The opening frames in To The Wonder of classic Parisian statues, fountains, and the Mont-Saint-Michel introduce Neil (Ben Affleck) and Marina (Olga Kuylenko) and work alongside her voiceover to give us a sense of love, play, and of exploring. It is where we hear Marina describe her love with Neil as “climbing the steps to the wonder.” This romantic French scene where Neil and Marina meet and fall in love soon changes to Oklahoma, where Neil brings Marina and her daughter Tatiana to live with him. Here, fast food restaurants, the lights of the carnival, and the Oklahoma winds take over the breath of the story. The blocks of fenced houses further mark a change from France and a switch from the earlier play and romance.

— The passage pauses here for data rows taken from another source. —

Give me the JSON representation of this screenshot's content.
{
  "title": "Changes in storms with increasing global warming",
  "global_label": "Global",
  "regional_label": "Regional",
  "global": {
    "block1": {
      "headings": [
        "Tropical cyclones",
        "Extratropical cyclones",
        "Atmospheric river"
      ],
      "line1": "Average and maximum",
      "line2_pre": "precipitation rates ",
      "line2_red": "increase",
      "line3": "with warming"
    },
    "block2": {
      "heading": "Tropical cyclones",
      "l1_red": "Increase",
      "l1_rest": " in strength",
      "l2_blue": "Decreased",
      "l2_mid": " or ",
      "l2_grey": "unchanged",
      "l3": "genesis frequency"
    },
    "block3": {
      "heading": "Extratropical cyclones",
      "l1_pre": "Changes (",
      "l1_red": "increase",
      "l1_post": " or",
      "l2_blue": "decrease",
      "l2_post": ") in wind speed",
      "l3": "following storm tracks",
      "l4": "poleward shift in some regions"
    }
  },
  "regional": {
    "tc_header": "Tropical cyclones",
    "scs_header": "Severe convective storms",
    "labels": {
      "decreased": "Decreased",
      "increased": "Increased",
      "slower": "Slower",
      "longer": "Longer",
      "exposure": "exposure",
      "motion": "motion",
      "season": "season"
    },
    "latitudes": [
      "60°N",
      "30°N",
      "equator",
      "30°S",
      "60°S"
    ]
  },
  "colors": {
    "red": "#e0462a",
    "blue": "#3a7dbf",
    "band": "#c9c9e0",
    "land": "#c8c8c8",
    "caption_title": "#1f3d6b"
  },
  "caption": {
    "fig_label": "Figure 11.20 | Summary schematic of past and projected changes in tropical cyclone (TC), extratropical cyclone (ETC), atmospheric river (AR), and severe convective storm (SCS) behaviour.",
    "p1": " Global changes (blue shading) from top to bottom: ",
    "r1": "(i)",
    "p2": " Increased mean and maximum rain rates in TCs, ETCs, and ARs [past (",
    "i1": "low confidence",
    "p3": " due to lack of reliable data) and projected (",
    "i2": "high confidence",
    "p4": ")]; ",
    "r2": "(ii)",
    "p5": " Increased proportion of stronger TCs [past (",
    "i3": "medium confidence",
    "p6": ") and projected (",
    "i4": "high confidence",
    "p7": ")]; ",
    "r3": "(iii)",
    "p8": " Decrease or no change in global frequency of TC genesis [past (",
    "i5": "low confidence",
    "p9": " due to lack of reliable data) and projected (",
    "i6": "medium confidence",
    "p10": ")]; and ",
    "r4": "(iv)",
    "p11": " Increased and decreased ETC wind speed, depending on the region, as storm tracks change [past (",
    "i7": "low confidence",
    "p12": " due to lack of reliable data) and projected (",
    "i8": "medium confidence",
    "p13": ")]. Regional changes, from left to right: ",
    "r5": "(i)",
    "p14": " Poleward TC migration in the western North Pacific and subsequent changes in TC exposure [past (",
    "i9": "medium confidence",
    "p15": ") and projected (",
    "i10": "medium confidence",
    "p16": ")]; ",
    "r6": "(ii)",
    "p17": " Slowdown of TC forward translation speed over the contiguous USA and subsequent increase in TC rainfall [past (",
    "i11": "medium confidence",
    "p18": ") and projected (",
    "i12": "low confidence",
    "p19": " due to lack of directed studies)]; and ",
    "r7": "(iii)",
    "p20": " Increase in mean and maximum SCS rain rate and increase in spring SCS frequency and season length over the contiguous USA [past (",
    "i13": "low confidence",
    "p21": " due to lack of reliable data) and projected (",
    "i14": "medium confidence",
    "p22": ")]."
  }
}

At this point in the screening it's already hard to keep up with the story and characters. Between the main characters, Tatiana is easiest to identify with, because she is a child and the actress’s real story and voice naturally comes through. You easily see much more life and character in her than in Neil or Marina. Then Father Quintana (Javier Bardem) begins to speak, and it takes effort to forgive Malick for throwing this new voice so suddenly into the picture, and it takes the entire film to stop hearing Quintana’s lines as preaching and instead as a kinda of foreign language that is saying what every other voice in the movie is saying: that the meaning we find in life is always universal if it’s true, and what is true can only be found personally, autobiographically. The one character who doesn't seem to belong at all is Jane (Rachel McAdams). Her role as a rediscovered love interest of Neil’s is a brief interlude in the scope of the whole movie, but it's an unexplained and unnecessary one. There were many roles that were filmed and ultimately cut, and perhaps even the much smaller role of, for example, Jessica Chastain, who was cut from the final edit, would have been a better addition than McAdam’s Jane.

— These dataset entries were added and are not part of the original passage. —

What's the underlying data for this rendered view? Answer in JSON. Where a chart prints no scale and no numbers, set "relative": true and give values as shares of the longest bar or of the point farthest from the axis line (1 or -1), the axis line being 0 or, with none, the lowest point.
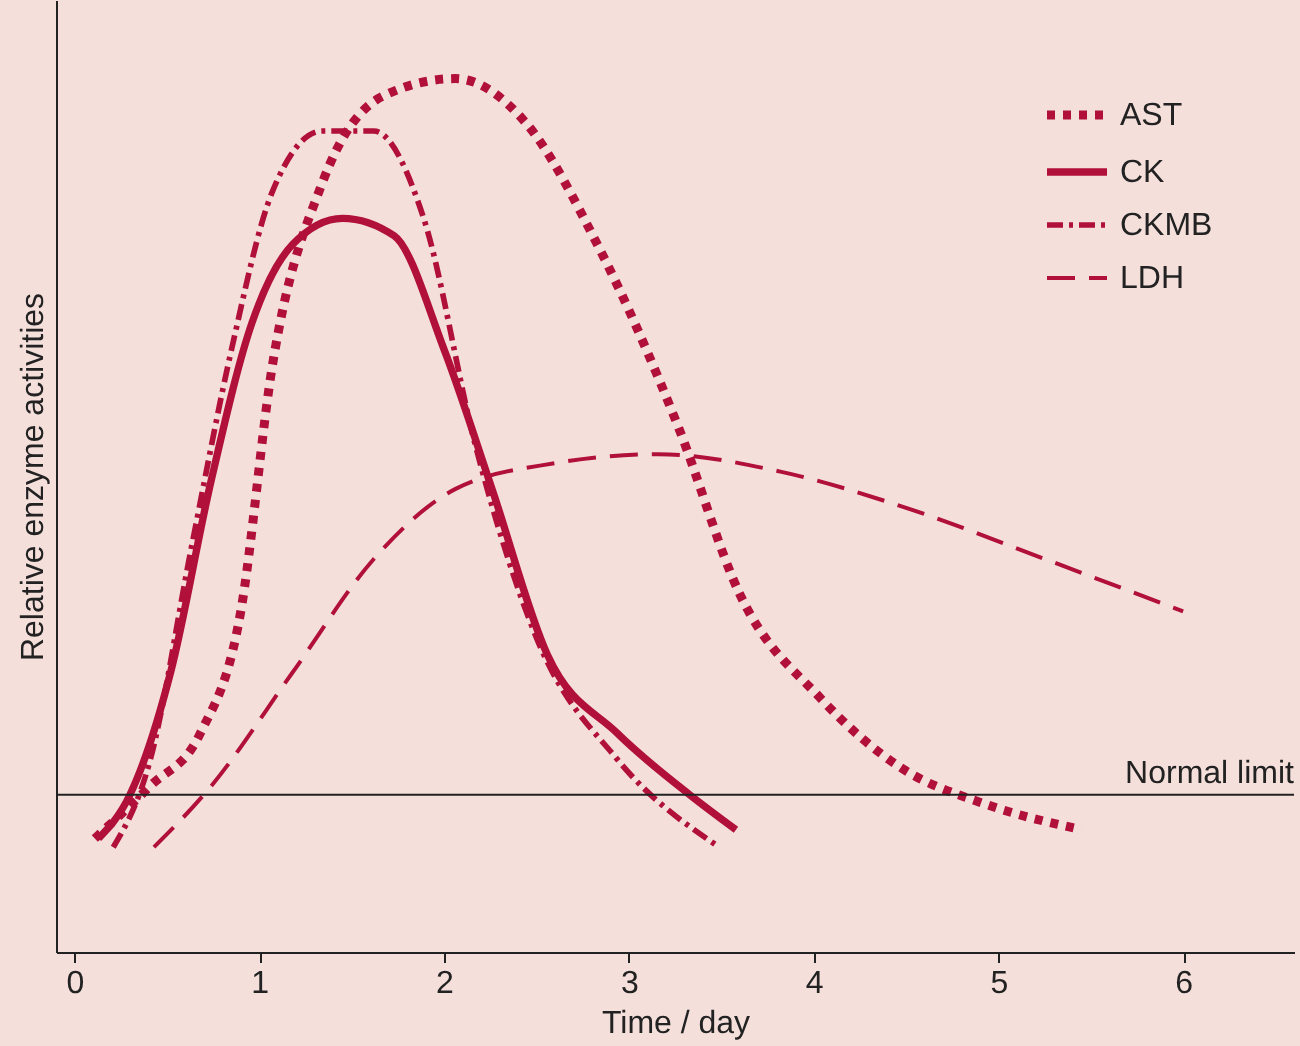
{
  "chart_data": {
    "type": "line",
    "xlabel": "Time / day",
    "ylabel": "Relative enzyme activities",
    "relative": true,
    "xlim": [
      -0.1,
      6.6
    ],
    "xticks": [
      0,
      1,
      2,
      3,
      4,
      5,
      6
    ],
    "legend": "top right",
    "grid": false,
    "series": [
      {
        "name": "AST",
        "color": "#b0103a",
        "line_style": "dotted",
        "x": [
          0.11,
          0.41,
          0.68,
          0.9,
          1.07,
          1.34,
          1.67,
          2.06,
          2.44,
          2.83,
          3.27,
          3.6,
          4.04,
          4.48,
          4.92,
          5.45
        ],
        "values": [
          0.13,
          0.19,
          0.25,
          0.39,
          0.67,
          0.88,
          0.98,
          1.0,
          0.95,
          0.81,
          0.6,
          0.41,
          0.29,
          0.21,
          0.17,
          0.14
        ]
      },
      {
        "name": "CK",
        "color": "#b0103a",
        "line_style": "solid",
        "x": [
          0.13,
          0.3,
          0.52,
          0.74,
          0.96,
          1.18,
          1.45,
          1.73,
          2.0,
          2.26,
          2.56,
          2.94,
          3.33,
          3.58
        ],
        "values": [
          0.13,
          0.18,
          0.32,
          0.54,
          0.72,
          0.81,
          0.84,
          0.82,
          0.69,
          0.53,
          0.34,
          0.25,
          0.18,
          0.14
        ]
      },
      {
        "name": "CKMB",
        "color": "#b0103a",
        "line_style": "dashdot",
        "x": [
          0.21,
          0.41,
          0.63,
          0.85,
          1.07,
          1.34,
          1.62,
          1.89,
          2.17,
          2.5,
          2.94,
          3.49
        ],
        "values": [
          0.12,
          0.22,
          0.46,
          0.69,
          0.87,
          0.94,
          0.94,
          0.84,
          0.58,
          0.36,
          0.22,
          0.12
        ]
      },
      {
        "name": "LDH",
        "color": "#b0103a",
        "line_style": "dashed",
        "x": [
          0.43,
          0.74,
          1.18,
          1.62,
          2.06,
          2.61,
          3.16,
          3.82,
          4.48,
          5.25,
          6.0
        ],
        "values": [
          0.12,
          0.19,
          0.32,
          0.45,
          0.53,
          0.56,
          0.57,
          0.55,
          0.51,
          0.45,
          0.39
        ]
      }
    ],
    "ref_lines": [
      {
        "axis": "y",
        "value": 0.18,
        "label": "Normal limit",
        "color": "#222222"
      }
    ]
  }
}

There is a lot that just doesn’t fit in Malick’s film, things that might fit more on canvas in art galleries, or on stage as a modern dance, spoken word, performance piece. But Malick wants to make films, and there is something he accomplishes as a filmmaker that most filmmakers can only do by chance: capture honesty. Malick finds honesty not only in his own thematic interest in the film, but also in the wonderfully intimate moments of each scene, where the family plays with lampshades on their heads, where Tatiana uses her finger to write her thoughts on Neil’s skin, or the multiple scenes in the house where Marina and Neil seem to always be setting up home but never getting far. There is something rare that Malick always finds in the smallest scenes, with the simplest moments. In that simplicity he manages to fill the scene from corner to corner with meaning and clarity.
Sarah Green, Malick’s producer on his past three movies, talks about “not ever having a full script,” and other cast and crew describe the making of the movie in terms of “evolution” and a story that “wasn’t crafted but discovered.” The actors also had to learn a new process, one with an audition without any dialogue, where they weren’t hired so much for their ability to “just become the character” but for the qualities they “already possess” that could add life in places Malick might never have envisioned. Malick seems to approach his films as he’d approach life, by discovering beauty and life’s patterns through simple, honest steps, often led by instinct, and then letting―as Rachel McAdams says in an interview―“little surprises come out of that.” What Malick can do with the life he sets out to capture and reveal, in his actors, his crew and surely in himself, is worth paying to go see a million times.
Despite the fact that the movie’s story is not of any specific person and therefore cannot say what it wants to say as well as a movie should, To The Wonder accomplishes what it is made for: to make you wonder what you’re watching (Is it movie or symphony or painting?), wonder who you’re seeing (Is Neil a man or an idea or me?), and, if you’re lucky enough, wonder how close your life might resemble the love or misery of the ones on the screen.